Hollon pointed out that clinical studies resulting in positive outcomes related to depression treatment get published, yet those that do not have positive outcomes are ignored. He said it was like "flipping a bunch of coins and only keeping the ones that come up heads."

Collecting a lot of information on clinical trials of depression from 1972 to 2008, funded by the U.S. National Institutes of Health, researchers found that about 25 percent of the studies were not published.

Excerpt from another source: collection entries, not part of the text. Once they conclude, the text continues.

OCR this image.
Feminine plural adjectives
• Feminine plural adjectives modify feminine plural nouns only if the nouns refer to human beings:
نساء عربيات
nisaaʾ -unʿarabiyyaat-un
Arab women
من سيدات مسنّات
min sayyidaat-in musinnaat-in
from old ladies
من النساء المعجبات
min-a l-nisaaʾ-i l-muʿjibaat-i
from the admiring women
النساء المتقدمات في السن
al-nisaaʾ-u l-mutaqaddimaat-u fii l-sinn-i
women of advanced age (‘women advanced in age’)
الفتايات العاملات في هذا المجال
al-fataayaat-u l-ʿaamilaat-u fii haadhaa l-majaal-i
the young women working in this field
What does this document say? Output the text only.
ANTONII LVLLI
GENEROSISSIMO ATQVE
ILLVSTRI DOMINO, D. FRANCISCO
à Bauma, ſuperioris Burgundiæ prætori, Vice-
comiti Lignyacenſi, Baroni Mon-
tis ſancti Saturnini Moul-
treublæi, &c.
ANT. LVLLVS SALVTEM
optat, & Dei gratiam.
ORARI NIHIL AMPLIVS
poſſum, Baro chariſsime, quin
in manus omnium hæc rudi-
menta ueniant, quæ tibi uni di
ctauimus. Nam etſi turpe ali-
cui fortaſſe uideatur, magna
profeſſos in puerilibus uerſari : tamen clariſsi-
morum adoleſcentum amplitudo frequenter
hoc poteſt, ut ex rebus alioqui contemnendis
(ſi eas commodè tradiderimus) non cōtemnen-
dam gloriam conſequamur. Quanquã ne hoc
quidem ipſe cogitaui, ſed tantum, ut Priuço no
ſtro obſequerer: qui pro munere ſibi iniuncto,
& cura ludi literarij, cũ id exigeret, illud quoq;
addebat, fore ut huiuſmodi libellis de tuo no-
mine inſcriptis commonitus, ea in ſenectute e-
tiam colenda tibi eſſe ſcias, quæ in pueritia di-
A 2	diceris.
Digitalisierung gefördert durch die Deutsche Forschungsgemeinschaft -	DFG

An analysis of both published as well as unpublished studies showed that there was publication bias that overrated the importance of talk therapy, according to HNGN.

The process of articles selected for journal publications is flawed, according to the study co-author Erick Turner, associate professor of psychiatry and pharmacology at Oregon Health and Science University School of Medicine.

"Journal articles are vetted through the process of peer review, but this process has loopholes, allowing treatment benefits to be overstated and potential harms to be understated," Turner said. "The consumers of this skewed information are health care providers and, ultimately, their patients."

"[W]e doubt that simple exhortations to authors or editors will do enough to change behavior. Instead, we join with others who recommend that funding agencies or journals should archive both original protocols and raw data from any funded randomized clinical trial," the authors wrote.

The article was published in the Sept. 30 issue of PLOS One.